Nous devons bien nous rendre compte que ce qui pénètre dans notre cerveau depuis notre naissance, voire avant, à la fin de l’état fœtal, que les stimulus qui ont pénétré dans notre système nerveux, nous viennent essentiellement de l’extérieur, de « autre », et que quelque part nous sommes les autres … en renvoi ! Quand finalement notre corps se meurt, ce sont de fait ces « autres » que nous avons intériorisé dans notre système nerveux, qui nous ont construit ou plus exactement qui ont en quelque sorte construit notre cerveau, qui l’ont rempli, et qui finissent par mourir. Ce sont des illusions qui meurent …
22 : 50
— Ainsi nos « trois-cerveaux » sont là, mais nous sommes rarement conscient de la façon dont ils fonctionnent, en avons nous seulement une idée ! Et de fait nous ne nous rendons pas réellement compte de ce qu’ils nous font faire la plupart du temps … !

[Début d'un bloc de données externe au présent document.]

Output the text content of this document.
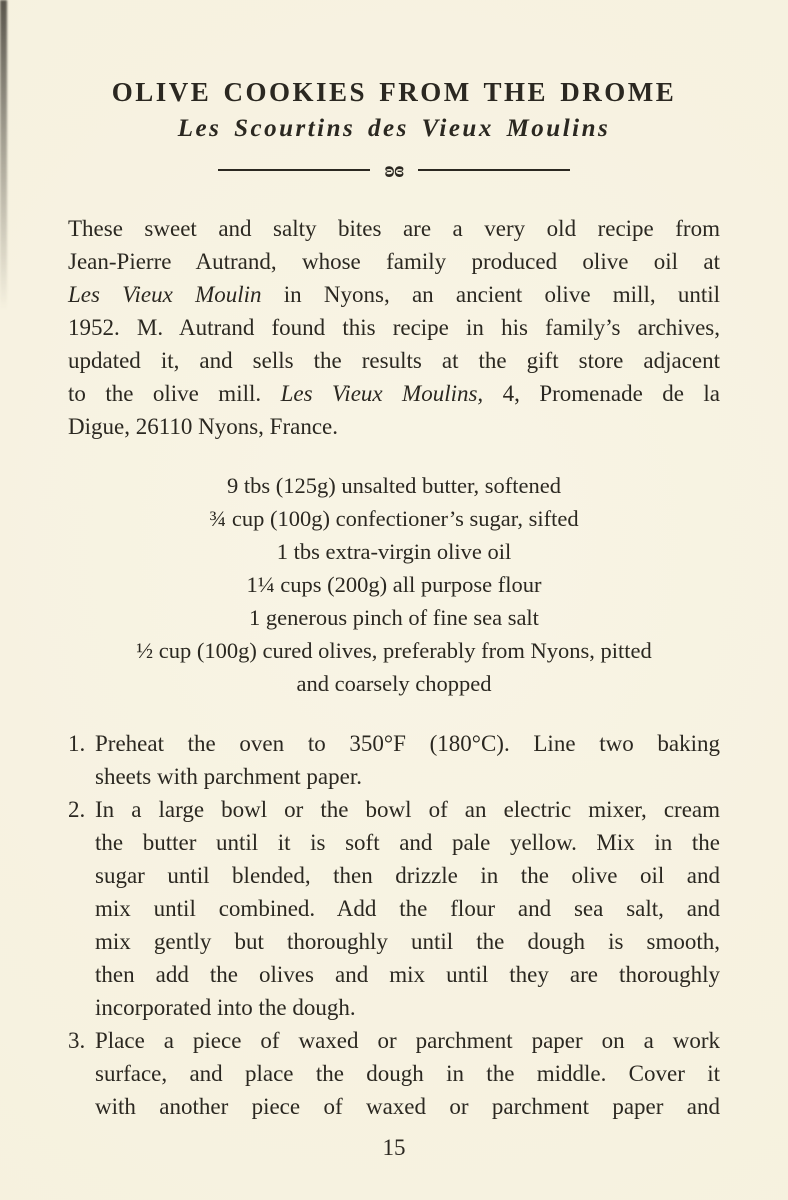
OLIVE COOKIES FROM THE DROME
Les Scourtins des Vieux Moulins
ʚɞ
These sweet and salty bites are a very old recipe from
Jean-Pierre Autrand, whose family produced olive oil at
Les Vieux Moulin in Nyons, an ancient olive mill, until
1952. M. Autrand found this recipe in his family’s archives,
updated it, and sells the results at the gift store adjacent
to the olive mill. Les Vieux Moulins, 4, Promenade de la
Digue, 26110 Nyons, France.
9 tbs (125g) unsalted butter, softened
¾ cup (100g) confectioner’s sugar, sifted
1 tbs extra-virgin olive oil
1¼ cups (200g) all purpose flour
1 generous pinch of fine sea salt
½ cup (100g) cured olives, preferably from Nyons, pitted
and coarsely chopped
1. Preheat the oven to 350°F (180°C). Line two baking
sheets with parchment paper.
2. In a large bowl or the bowl of an electric mixer, cream
the butter until it is soft and pale yellow. Mix in the
sugar until blended, then drizzle in the olive oil and
mix until combined. Add the flour and sea salt, and
mix gently but thoroughly until the dough is smooth,
then add the olives and mix until they are thoroughly
incorporated into the dough.
3. Place a piece of waxed or parchment paper on a work
surface, and place the dough in the middle. Cover it
with another piece of waxed or parchment paper and
15
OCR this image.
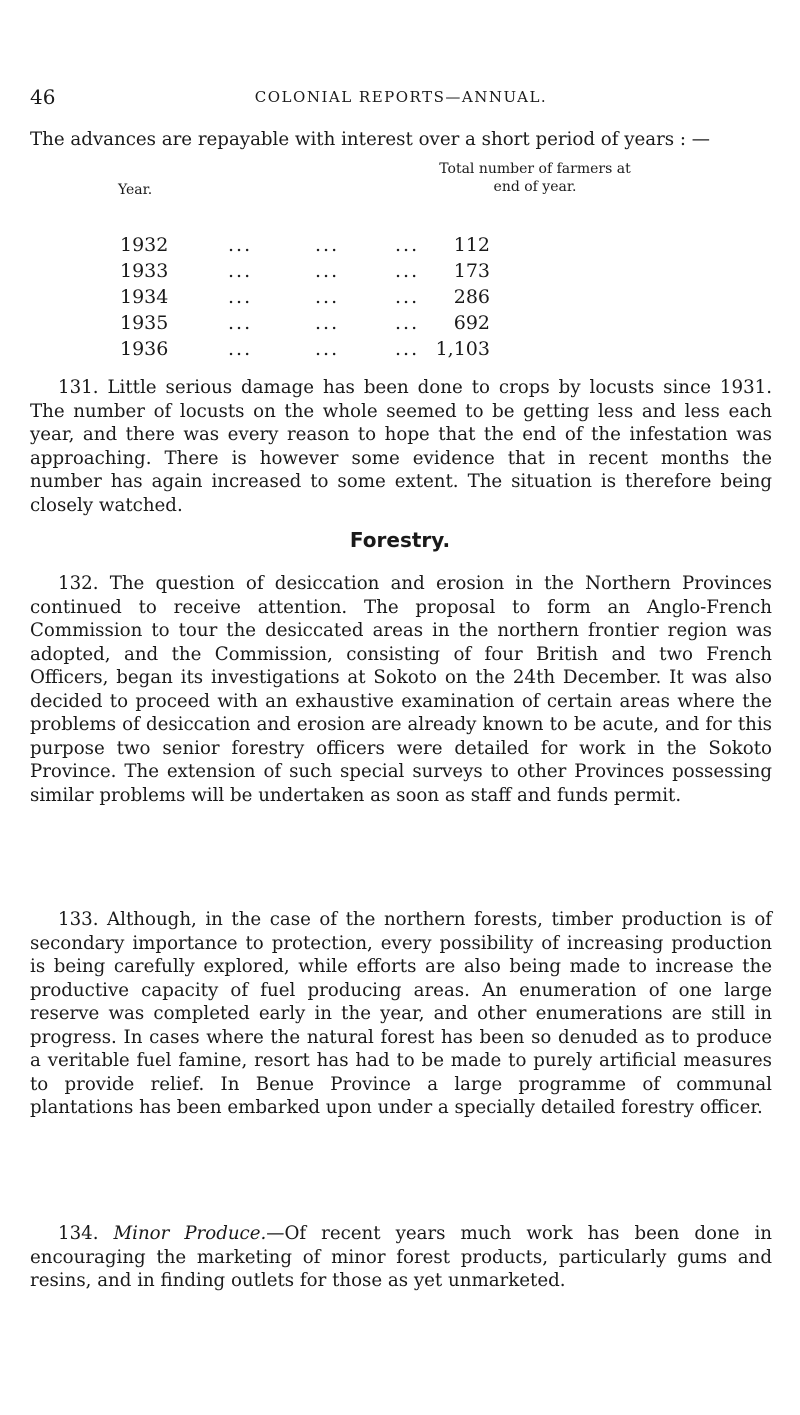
46	COLONIAL REPORTS—ANNUAL.

The advances are repayable with interest over a short period of years : —

Year.
Total number of farmers at end of year.
1932	...	...	... 112
1933	...	...	... 173
1934	...	...	... 286
1935	...	...	... 692
1936	...	...	... 1,103

131. Little serious damage has been done to crops by locusts since 1931. The number of locusts on the whole seemed to be getting less and less each year, and there was every reason to hope that the end of the infestation was approaching. There is however some evidence that in recent months the number has again increased to some extent. The situation is therefore being closely watched.

Forestry.

132. The question of desiccation and erosion in the Northern Provinces continued to receive attention. The proposal to form an Anglo-French Commission to tour the desiccated areas in the northern frontier region was adopted, and the Commission, consisting of four British and two French Officers, began its investigations at Sokoto on the 24th December. It was also decided to proceed with an exhaustive examination of certain areas where the problems of desiccation and erosion are already known to be acute, and for this purpose two senior forestry officers were detailed for work in the Sokoto Province. The extension of such special surveys to other Provinces possessing similar problems will be undertaken as soon as staff and funds permit.

133. Although, in the case of the northern forests, timber production is of secondary importance to protection, every possibility of increasing production is being carefully explored, while efforts are also being made to increase the productive capacity of fuel producing areas. An enumeration of one large reserve was completed early in the year, and other enumerations are still in progress. In cases where the natural forest has been so denuded as to produce a veritable fuel famine, resort has had to be made to purely artificial measures to provide relief. In Benue Province a large programme of communal plantations has been embarked upon under a specially detailed forestry officer.

134. Minor Produce.—Of recent years much work has been done in encouraging the marketing of minor forest products, particularly gums and resins, and in finding outlets for those as yet unmarketed.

— Le monde des pulsions du premier cerveau, les automatismes d’encodages culturels divers du second cerveau, offrent au troisième cerveau la capacité de nous fournir un langage explicatif. Ces « explications » prennent la forme d’alibis et/ou excuses, réinterprétant toujours ce fonctionnement sans réelle vraie conscience des deux premiers.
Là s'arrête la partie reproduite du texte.